My brother’s life is even less memorialized, as there is no marker to him of any kind, and rarely a mention on his birthday or death day. Maybe it is just too much for us to bear, especially my nearly 90+ year old mother, who grieves his loss more than the rest of us combined. We are, as are so many others, practicing our own form of death denial. So as the Severn River swallowed up the last of my brother’s physical presence, an idea was born.

As a geek, I imagined using technology to create something I called a “talking headstone,” which would use multimedia to tell the stories of the dead. The living could point at a “memorial”, which might be in the middle of a river, and ask, “Who’s there?” Then a short audio/visual presentation would play, conveying the dead person’s stories and a celebration of their life.

The talking headstone would expand the hyphen and make it come alive! But in 1992, the technology to make such a headstone did not exist, so I put the idea away for nearly two decades.

Years later, when I finally began “shopping” my idea among funeral directors, I learned something about their culture ~ they were staunchly resistant to change and hostile to new ideas. I immediately recognized the culture, for I worked for IBM at a time when they too stubbornly fought inevitable agents of change, like the personal computer, with such ferocity that the company nearly collapsed.
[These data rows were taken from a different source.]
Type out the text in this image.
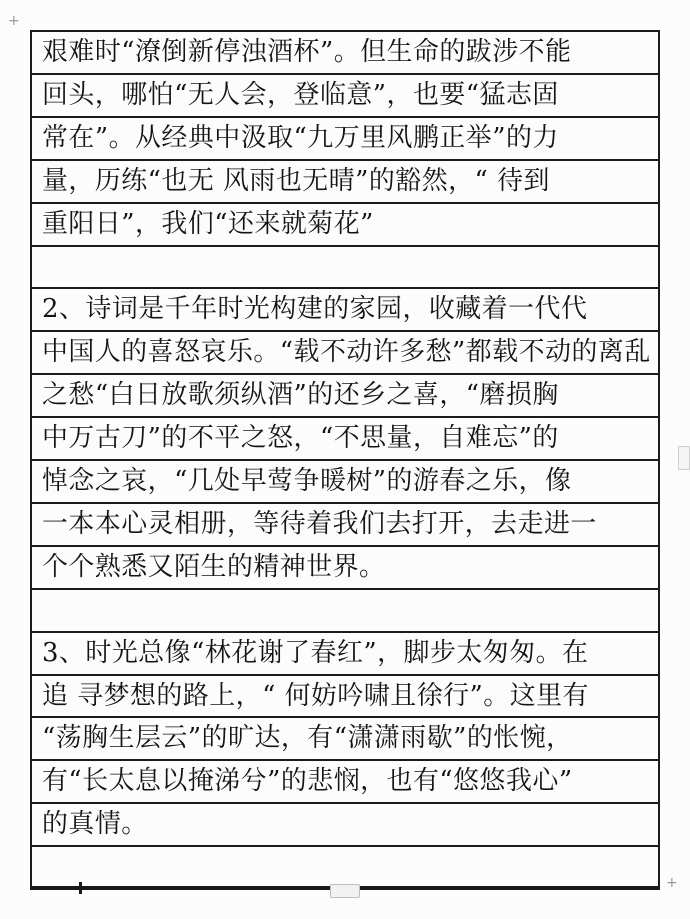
艰难时“潦倒新停浊酒杯”。但生命的跋涉不能
回头，哪怕“无人会，登临意”，也要“猛志固
常在”。从经典中汲取“九万里风鹏正举”的力
量，历练“也无 风雨也无晴”的豁然，“ 待到
重阳日”，我们“还来就菊花”
2、诗词是千年时光构建的家园，收藏着一代代
中国人的喜怒哀乐。“载不动许多愁”都载不动的离乱
之愁“白日放歌须纵酒”的还乡之喜，“磨损胸
中万古刀”的不平之怒，“不思量，自难忘”的
悼念之哀，“几处早莺争暖树”的游春之乐，像
一本本心灵相册，等待着我们去打开，去走进一
个个熟悉又陌生的精神世界。
3、时光总像“林花谢了春红”，脚步太匆匆。在
追 寻梦想的路上，“ 何妨吟啸且徐行”。这里有
“荡胸生层云”的旷达，有“潇潇雨歇”的怅惋，
有“长太息以掩涕兮”的悲悯，也有“悠悠我心”
的真情。
+
+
This tendency for a mainstream industry to resist changes evoked by disruptive, new ideas is brilliantly described in the book “The Innovators Dilemma” by Harvard Professor Clayton Christensen.

From Christiansen’s book, and from my personal experience with IBM, I knew that the mainstream funeral services industry, with its legacy of digging holes and carving in stone, would never accept my high-tech invention.

The future of the talking headstone lay elsewhere, with the rogues, the rebels, the dreamers, and those willing to challenge the entrenched paradigms of modern death practices. They are the ones who, as the Japanese wisely advise, “ask why five times,” and they are among the very people I now seek as guests for my new Dance to Death Afterlife podcast.

The fear of death and the subsequent denial of death is pervasive in the United States, and it is unhealthy. Together we have an opportunity to change that, and if we follow the irrevocable pattern Professor Christensen traces back to the beginning of human history, that change will come from outside the mainstream. It starts with a vision.

I believe that by taking an unflinching look at death, a natural and unavoidable process, we are better able to accept it, plan for a beautiful one, and most importantly, embrace every precious moment of life as a miraculous gift to be savored and cherished.

Others smarter and more talented than I have gone on to build the talking headstone, and I am excited for them. My purpose now, as creator and host of the podcast, is to shine a light on their accomplishments (and all other facets of death, including those from the mainstream) so that together we can change our world a bit for the better, overcome our fears, and enjoy a fuller, more abundant life…for as long as it lasts.

I want my listeners to be well informed and in control of their own experiences, as much as they can be. For if we don’t design our lives, and our encounters with death, then someone else will design those experiences for us, and it may not be what we truly want.

Did my brother John even want to be cremated? I don’t know. No one ever asked him.